Consider that, even at our worst showing of some 4 per cent plus in GDP, under the last years of UPA rule, we were still growing, when most other countries in the ‘developed world’ were not. Presently, almost every other major country is facing declines, stagflation, deflation, and the world economy is expected to grow at a modest 3.5 per cent in 2016, and 3.7 per cent in 2016.

But even then, we cannot put the cart of our attractiveness before the horse of difficulty in doing business in India. Our own self-posted target to attract $40 billion into the equity market alone in 2015, with a similar sum into the debt market, seems exaggerated; at least for 2015.

This seeks to double the roughly $20 billion each that flowed into the equity and debt markets respectively in 2014; impressive, but only by our local standards, given that the world of global equity runs into many trillions in annual investment.

More of the ‘stimulus’ funds actually came in last year to buy government debt that paid about 10 per cent on the zero interest investment. But for India, it was thrilling to receive such large sums, which promptly came in once restrictive FII investment caps were raised by the UPA government.

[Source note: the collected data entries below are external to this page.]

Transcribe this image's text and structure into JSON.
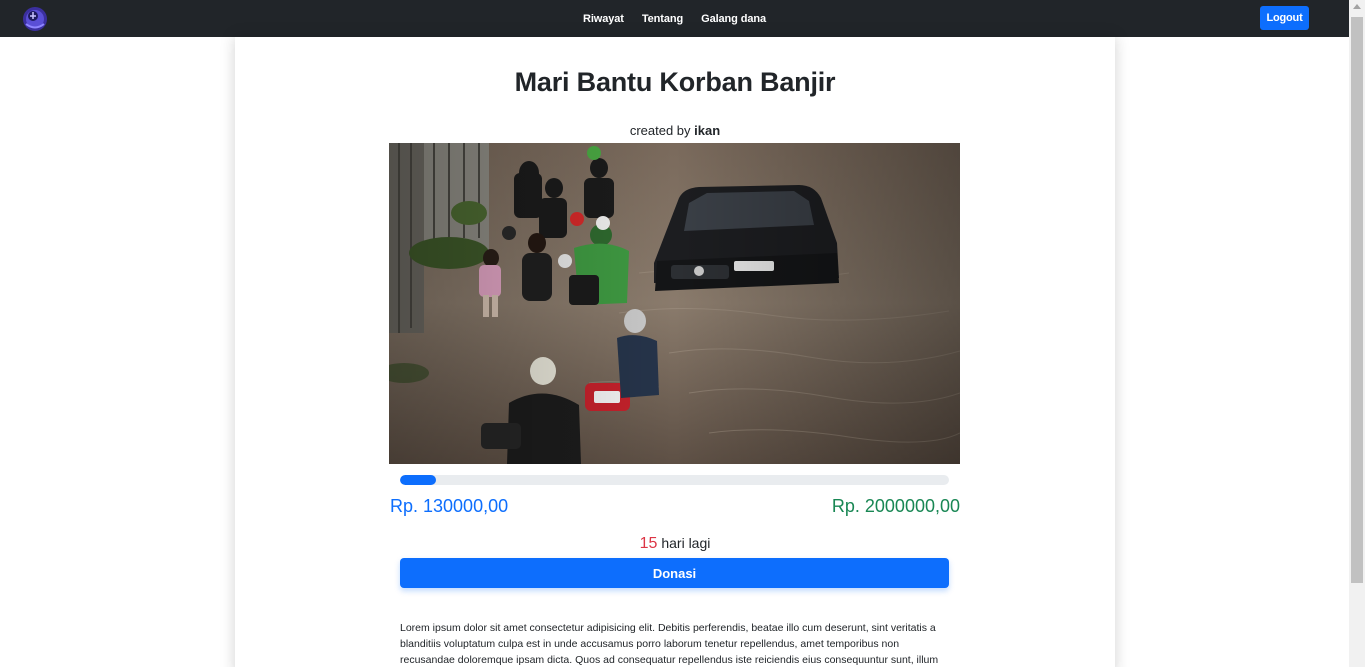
{
  "navbar": {
    "links": [
      "Riwayat",
      "Tentang",
      "Galang dana"
    ],
    "logout_label": "Logout"
  },
  "campaign": {
    "title": "Mari Bantu Korban Banjir",
    "created_prefix": "created by",
    "creator": "ikan",
    "image_alt": "Flood victims walking through flooded street",
    "raised": "Rp. 130000,00",
    "target": "Rp. 2000000,00",
    "progress_fraction": 0.065,
    "days_left": "15",
    "days_suffix": "hari lagi",
    "donate_label": "Donasi",
    "description": "Lorem ipsum dolor sit amet consectetur adipisicing elit. Debitis perferendis, beatae illo cum deserunt, sint veritatis a blanditiis voluptatum culpa est in unde accusamus porro laborum tenetur repellendus, amet temporibus non recusandae doloremque ipsam dicta. Quos ad consequatur repellendus iste reiciendis eius consequuntur sunt, illum"
  },
  "colors": {
    "navbar": "#212529",
    "primary": "#0d6efd",
    "success": "#198754",
    "danger": "#dc3545"
  }
}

The Chinese have trillions in dollar reserves from the good years, and have been investing it around the globe. It is famously leveraging African raw materials, Russian oil, building infrastructure in all parts of southern Asia, and wherever else they can participate in a mega project, and may soon do so in India too.

However, lifting the world’s second biggest economy on such long-term development, without commensurate domestic demand, or buoyant exports, is not easy.

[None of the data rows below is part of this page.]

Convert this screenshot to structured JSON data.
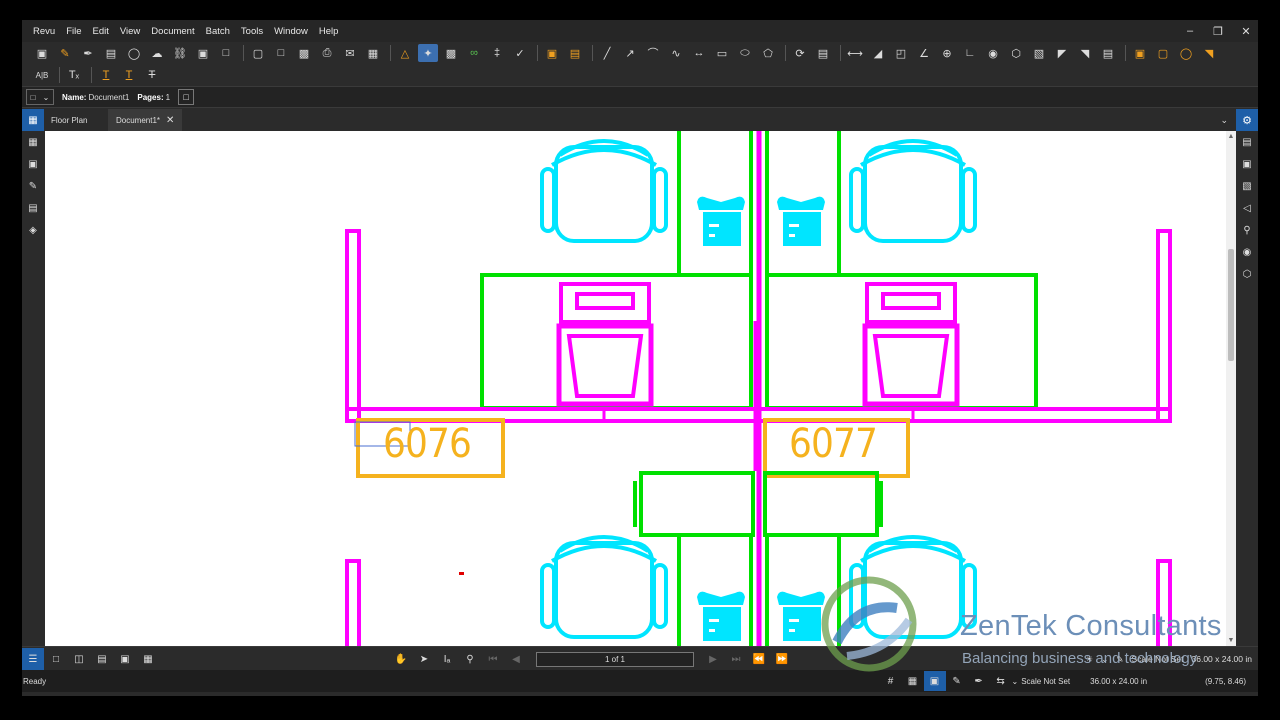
{
  "menu": [
    "Revu",
    "File",
    "Edit",
    "View",
    "Document",
    "Batch",
    "Tools",
    "Window",
    "Help"
  ],
  "window_controls": [
    "minimize",
    "restore",
    "close"
  ],
  "toolbar1_icons": [
    "text-box-icon",
    "highlight-icon",
    "pen-icon",
    "callout-icon",
    "shape-icon",
    "cloud-icon",
    "stamp-icon",
    "image-icon",
    "crop-icon",
    "new-icon",
    "open-icon",
    "save-icon",
    "print-icon",
    "email-icon",
    "markup-list-icon",
    "bell-icon",
    "select-icon",
    "snapshot-icon",
    "link-icon",
    "attach-icon",
    "eraser-icon",
    "overlay-icon",
    "compare-icon",
    "line-icon",
    "arrow-icon",
    "arc-icon",
    "polyline-icon",
    "dimension-icon",
    "rectangle-icon",
    "ellipse-icon",
    "polygon-icon",
    "rotate-icon",
    "split-icon",
    "length-icon",
    "area-icon",
    "perimeter-icon",
    "angle-icon",
    "radius-icon",
    "count-icon",
    "volume-icon",
    "diameter-icon",
    "calibrate-icon",
    "cutout-icon",
    "polylength-icon",
    "wall-icon",
    "dynamic-fill-icon",
    "space-icon",
    "space-edit-icon",
    "space-circle-icon",
    "space-flip-icon"
  ],
  "toolbar2_icons": [
    "spellcheck-icon",
    "text-format-icon",
    "underline-text-icon",
    "bold-text-icon",
    "strikethrough-text-icon"
  ],
  "properties": {
    "name_label": "Name:",
    "name_value": "Document1",
    "pages_label": "Pages:",
    "pages_value": "1"
  },
  "tabs": [
    {
      "label": "Floor Plan",
      "active": false
    },
    {
      "label": "Document1*",
      "active": true
    }
  ],
  "left_rail_icons": [
    "thumbnails-icon",
    "bookmarks-icon",
    "signatures-icon",
    "toolchest-icon",
    "layers-icon"
  ],
  "right_rail_icons": [
    "properties-icon",
    "measure-icon",
    "markups-icon",
    "stamp-panel-icon",
    "tag-icon",
    "search-icon",
    "location-icon",
    "link-panel-icon"
  ],
  "floorplan": {
    "rooms": [
      "6076",
      "6077"
    ],
    "colors": {
      "partition": "#ff00ff",
      "desk": "#00ff00",
      "chair": "#00ffff",
      "label": "#f5b21e"
    }
  },
  "watermark": {
    "title": "ZenTek Consultants",
    "tagline": "Balancing business and technology"
  },
  "navigation": {
    "page_indicator": "1 of 1",
    "scale": "Scale Not Set",
    "page_size": "36.00 x 24.00 in"
  },
  "status": {
    "ready": "Ready",
    "scale": "Scale Not Set",
    "page_size": "36.00 x 24.00 in",
    "cursor": "(9.75, 8.46)"
  },
  "accent_color": "#1e5fa8"
}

China’s own factories to serve export demand are now working well under capacity; its domestic infrastructure is over-developed and underutilised, and its banks are scandalously over-leveraged and burdened with trillions in bad debt. Domestic consumption, though growing at over 10 per cent per annum, is simply not high enough, in absolute terms, to pick up the slack.

It takes considerable heavy lifting to get a $10.4 trillion behemoth going to right the balance. China can — and probably will — go the quantitative easing (QE) route, like Japan, the European Union, and indeed the US, to keep things from nose-diving. The big spending, oil-rich countries are facing deficits in their budgets for the first time in decades, too.

Only America, working on itself doggedly since 2008, with its innate advantage of huge domestic consumption, in a way like India, and being the most technologically advanced $20 trillion economy, the largest in the world, is now definitely growing.

It is, of course, hoped that this US recovery, in turn, will lift all boats, including the Chinese in time. Meanwhile, external events, as well as our own self-help moves are making the Indian economy look promising. Acche din may indeed be round the corner for India, and its lucky leader.